The Island was scoured by the northern edge of Hurricane Sandy early last week and then this week a ripping, two-day northeaster cancelled ferries and planes and flooded roads and beaches for the second time in ten days.

And the Vineyard coastline has taken a beating. Lucy Vincent Beach in Chilmark, unrecognizable from gold-sand carefree summer days, has been reduced to a pile of ocean-strewn boulders and collapsed cliffs.

Not far away at Squibnocket Beach the parking lot was nearly washed away by the storm and will need major repairs.

At Stonewall Beach, a house that had been moved twenty-six feet back from the edge of a cliff just eleven months ago now stands a mere few feet from the edge of a new sandy cliff.

At the eastern end of the Island near Wasque Reservation on Chappaquiddick, urgent efforts are under way to stabilize a rapidly eroding cliff near the Schifter house.

Will two Vineyard houses fall over the edge and into the ocean or can they be saved? Islanders are following the saga like a reality television series.

In the extreme westernmost reaches of the Vineyard, the Gay Head Light is another structure threatened by erosion, and planning has begun for a project to move the historic brick tower sometime in the next one to three years.
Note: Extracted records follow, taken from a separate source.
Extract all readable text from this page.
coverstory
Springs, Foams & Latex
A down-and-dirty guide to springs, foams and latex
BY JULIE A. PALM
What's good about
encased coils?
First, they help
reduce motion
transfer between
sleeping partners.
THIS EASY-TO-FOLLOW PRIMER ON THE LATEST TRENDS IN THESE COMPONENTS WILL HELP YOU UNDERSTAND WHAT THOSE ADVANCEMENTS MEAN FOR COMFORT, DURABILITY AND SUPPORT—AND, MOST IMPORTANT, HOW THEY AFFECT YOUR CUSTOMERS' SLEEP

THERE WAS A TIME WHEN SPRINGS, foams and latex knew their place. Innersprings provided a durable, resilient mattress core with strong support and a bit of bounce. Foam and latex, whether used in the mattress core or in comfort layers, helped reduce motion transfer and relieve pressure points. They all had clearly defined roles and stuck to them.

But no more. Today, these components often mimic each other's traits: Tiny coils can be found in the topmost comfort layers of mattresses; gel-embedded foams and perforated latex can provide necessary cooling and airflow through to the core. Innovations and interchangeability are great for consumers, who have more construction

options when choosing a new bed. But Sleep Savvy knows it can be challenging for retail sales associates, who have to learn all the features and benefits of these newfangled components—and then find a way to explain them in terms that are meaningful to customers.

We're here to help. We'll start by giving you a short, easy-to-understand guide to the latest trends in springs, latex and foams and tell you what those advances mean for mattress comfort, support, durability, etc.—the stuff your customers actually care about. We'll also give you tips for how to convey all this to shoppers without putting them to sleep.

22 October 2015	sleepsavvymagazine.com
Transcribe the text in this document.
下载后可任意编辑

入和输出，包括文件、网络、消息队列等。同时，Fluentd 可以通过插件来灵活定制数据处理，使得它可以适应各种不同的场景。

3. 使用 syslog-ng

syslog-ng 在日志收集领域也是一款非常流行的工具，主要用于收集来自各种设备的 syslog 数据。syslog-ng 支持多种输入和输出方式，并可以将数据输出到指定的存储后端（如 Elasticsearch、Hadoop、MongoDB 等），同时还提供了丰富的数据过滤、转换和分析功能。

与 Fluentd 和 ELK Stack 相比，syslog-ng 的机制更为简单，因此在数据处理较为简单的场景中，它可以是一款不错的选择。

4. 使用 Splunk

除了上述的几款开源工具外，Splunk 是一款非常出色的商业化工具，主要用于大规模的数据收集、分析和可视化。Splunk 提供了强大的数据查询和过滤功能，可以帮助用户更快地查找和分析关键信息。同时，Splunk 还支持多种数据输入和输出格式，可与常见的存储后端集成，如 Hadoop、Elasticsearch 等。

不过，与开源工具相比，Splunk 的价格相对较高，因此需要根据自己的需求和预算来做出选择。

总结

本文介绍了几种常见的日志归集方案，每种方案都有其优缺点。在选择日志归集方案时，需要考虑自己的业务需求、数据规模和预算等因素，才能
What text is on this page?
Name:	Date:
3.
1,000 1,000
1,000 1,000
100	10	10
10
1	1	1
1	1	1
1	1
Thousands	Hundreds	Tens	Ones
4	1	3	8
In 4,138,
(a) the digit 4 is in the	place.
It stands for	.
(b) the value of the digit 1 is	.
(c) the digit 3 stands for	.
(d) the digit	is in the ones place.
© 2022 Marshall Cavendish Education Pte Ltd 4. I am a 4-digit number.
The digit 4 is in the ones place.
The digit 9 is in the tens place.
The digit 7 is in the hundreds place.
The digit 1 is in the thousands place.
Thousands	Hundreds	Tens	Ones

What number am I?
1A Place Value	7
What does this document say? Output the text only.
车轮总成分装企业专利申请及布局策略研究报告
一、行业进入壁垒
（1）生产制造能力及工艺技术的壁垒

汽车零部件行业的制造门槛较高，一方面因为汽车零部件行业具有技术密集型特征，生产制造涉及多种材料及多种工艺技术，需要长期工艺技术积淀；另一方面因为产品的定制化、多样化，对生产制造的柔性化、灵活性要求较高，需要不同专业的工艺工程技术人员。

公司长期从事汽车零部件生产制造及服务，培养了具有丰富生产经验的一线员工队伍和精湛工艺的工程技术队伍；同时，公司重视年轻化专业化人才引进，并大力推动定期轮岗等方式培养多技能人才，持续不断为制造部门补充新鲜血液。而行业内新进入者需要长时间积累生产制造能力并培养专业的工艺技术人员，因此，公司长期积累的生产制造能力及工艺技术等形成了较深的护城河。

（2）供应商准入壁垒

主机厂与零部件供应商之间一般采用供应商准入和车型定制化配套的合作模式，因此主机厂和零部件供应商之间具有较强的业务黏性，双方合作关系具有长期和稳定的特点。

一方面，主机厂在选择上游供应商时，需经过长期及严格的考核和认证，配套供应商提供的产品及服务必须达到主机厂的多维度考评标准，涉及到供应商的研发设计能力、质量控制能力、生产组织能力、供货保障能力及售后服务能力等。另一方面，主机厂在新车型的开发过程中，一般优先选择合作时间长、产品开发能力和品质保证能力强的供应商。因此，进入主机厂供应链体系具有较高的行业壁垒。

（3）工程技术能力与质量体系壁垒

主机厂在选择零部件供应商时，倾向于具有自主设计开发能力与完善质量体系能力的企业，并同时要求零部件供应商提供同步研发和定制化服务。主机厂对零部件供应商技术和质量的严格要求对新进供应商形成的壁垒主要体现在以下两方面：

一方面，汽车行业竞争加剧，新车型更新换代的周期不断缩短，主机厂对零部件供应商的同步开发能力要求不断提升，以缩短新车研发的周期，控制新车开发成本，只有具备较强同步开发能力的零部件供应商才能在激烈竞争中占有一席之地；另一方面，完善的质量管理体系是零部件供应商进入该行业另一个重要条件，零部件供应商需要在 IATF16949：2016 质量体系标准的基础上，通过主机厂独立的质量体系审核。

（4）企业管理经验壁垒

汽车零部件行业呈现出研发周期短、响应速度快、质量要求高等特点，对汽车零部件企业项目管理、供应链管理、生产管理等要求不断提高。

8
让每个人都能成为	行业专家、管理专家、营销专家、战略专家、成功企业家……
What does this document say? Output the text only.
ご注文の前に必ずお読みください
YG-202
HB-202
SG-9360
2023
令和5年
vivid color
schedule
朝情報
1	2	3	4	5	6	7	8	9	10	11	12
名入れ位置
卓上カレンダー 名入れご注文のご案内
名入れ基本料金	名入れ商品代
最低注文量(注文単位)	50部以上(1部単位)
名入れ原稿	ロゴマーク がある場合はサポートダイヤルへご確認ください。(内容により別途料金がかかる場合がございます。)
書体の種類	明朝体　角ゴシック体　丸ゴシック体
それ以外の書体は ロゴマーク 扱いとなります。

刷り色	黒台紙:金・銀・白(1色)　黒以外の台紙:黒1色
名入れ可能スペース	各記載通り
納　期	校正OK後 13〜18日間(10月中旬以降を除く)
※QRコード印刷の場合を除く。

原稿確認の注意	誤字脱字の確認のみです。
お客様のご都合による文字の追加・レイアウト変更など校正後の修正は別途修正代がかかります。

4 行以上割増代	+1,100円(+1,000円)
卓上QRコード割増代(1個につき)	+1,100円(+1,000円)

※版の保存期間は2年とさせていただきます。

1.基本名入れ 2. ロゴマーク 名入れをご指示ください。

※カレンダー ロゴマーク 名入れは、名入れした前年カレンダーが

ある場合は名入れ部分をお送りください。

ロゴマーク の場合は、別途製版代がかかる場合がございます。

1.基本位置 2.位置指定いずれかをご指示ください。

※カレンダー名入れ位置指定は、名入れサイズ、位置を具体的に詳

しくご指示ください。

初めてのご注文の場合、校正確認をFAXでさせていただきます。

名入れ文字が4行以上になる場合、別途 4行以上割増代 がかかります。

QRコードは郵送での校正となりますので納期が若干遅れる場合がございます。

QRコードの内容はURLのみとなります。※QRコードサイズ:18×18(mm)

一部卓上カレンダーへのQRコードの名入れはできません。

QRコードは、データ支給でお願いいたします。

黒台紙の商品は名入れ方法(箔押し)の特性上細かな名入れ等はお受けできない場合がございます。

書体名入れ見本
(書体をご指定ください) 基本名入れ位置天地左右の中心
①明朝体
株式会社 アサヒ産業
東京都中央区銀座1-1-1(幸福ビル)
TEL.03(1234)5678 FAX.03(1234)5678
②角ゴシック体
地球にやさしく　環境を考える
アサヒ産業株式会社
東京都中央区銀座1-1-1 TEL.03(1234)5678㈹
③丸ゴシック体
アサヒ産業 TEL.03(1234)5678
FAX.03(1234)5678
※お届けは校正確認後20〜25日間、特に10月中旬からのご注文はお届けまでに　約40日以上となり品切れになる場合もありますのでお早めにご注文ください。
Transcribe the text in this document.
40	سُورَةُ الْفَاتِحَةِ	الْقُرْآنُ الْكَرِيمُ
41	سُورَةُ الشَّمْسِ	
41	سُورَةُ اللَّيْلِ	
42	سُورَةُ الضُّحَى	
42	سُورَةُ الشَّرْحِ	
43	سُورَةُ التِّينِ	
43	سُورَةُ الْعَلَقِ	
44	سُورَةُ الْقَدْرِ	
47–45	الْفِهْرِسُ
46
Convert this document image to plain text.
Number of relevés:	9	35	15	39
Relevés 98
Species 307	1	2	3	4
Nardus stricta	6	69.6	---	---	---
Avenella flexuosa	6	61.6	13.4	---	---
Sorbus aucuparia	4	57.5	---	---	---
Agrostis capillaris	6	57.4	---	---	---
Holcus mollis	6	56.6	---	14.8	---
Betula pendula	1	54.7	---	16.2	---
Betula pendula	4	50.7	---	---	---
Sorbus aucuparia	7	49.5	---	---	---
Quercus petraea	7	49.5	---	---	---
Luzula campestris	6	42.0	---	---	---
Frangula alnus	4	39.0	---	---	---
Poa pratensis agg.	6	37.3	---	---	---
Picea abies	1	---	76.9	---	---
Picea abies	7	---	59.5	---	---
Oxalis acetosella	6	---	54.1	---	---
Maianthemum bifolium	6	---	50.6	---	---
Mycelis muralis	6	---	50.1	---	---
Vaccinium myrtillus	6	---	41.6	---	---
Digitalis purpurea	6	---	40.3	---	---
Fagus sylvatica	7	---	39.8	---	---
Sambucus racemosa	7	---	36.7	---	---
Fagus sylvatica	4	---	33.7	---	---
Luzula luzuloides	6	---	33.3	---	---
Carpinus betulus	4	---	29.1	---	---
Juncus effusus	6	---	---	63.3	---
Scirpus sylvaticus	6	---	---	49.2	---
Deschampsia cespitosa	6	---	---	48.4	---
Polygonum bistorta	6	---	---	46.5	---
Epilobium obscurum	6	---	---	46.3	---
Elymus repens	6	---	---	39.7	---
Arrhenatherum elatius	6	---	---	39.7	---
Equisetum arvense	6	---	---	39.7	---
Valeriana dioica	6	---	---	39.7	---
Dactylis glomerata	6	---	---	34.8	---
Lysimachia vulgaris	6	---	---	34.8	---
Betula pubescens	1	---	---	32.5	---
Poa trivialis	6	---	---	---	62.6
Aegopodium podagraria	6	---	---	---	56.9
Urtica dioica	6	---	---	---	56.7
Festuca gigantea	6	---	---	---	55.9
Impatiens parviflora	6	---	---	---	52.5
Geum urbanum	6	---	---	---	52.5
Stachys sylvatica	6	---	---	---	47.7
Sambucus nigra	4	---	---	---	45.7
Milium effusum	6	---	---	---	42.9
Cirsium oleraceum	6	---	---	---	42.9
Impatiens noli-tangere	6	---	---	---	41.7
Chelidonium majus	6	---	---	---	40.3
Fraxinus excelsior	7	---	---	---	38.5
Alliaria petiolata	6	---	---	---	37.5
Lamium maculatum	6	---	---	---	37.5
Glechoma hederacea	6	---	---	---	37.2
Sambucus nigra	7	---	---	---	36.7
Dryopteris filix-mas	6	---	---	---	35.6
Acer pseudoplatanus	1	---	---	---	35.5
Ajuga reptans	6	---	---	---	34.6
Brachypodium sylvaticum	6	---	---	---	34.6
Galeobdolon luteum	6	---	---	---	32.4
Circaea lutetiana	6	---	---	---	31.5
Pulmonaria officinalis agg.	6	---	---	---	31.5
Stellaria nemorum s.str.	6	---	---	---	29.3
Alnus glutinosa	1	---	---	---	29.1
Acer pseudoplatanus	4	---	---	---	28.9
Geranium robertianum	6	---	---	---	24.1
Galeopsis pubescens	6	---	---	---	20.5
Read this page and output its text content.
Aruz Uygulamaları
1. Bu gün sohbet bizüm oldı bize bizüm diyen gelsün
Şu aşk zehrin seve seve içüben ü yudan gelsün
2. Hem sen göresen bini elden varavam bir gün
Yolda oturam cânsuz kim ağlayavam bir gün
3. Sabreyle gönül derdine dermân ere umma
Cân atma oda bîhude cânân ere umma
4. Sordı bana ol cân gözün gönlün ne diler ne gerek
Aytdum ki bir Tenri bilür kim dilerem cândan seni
“The changing shoreline on Martha’s Vineyard variously fascinates, startles or horrifies people, depending on where they live or own property,” wrote Arthur Gaines, a senior scientist in Woods Hole, thirteen years ago in a piece about erosion for the Gazette. Using old maps, the marine scientist charted changes on our complex shoreline. Other coastline mapping projects to track the effects of erosion have been under way here since the 1970s through the Martha’s Vineyard Commission.

Severe storms are just one factor in the ongoing story of the Vineyard’s shifting coastline; rising sea levels have been well documented by scientists at Woods Hole who have been measuring tides since the 1930s. Add climate change to the list and the picture grows even more complex.

Erosion and accretion (the building up of sand) are a natural process, sometimes subtle and at other times dramatic and accelerated like at Wasque, where the Norton Point breach is a driving force in rapid changes taking place there.

Fortunately, the vast majority of the Vineyard coastline is unbuilt, making situations like the one at the Schifter house the exception rather than the rule. Severe storms such as the ones seen recently have a ruinous effect on coastal infrastructure such as roads, bike paths and parking lots, but beaches recover naturally.

Last weekend when the weather turned mild and sunny, curious Islanders flocked to Lucy Vincent to see the after effects of Sandy. Some people climbed on collapsed cliffs and dug in the clay looking for shark’s teeth and fossils. Climbing on the cliffs is not only harmful to the environment, but also dangerous because the cliffs have been undermined by the ocean and are unstable.

Walkers at Island beaches should take caution and do their part to allow the storm-battered Vineyard shoreline to begin its own natural process of healing and recovery.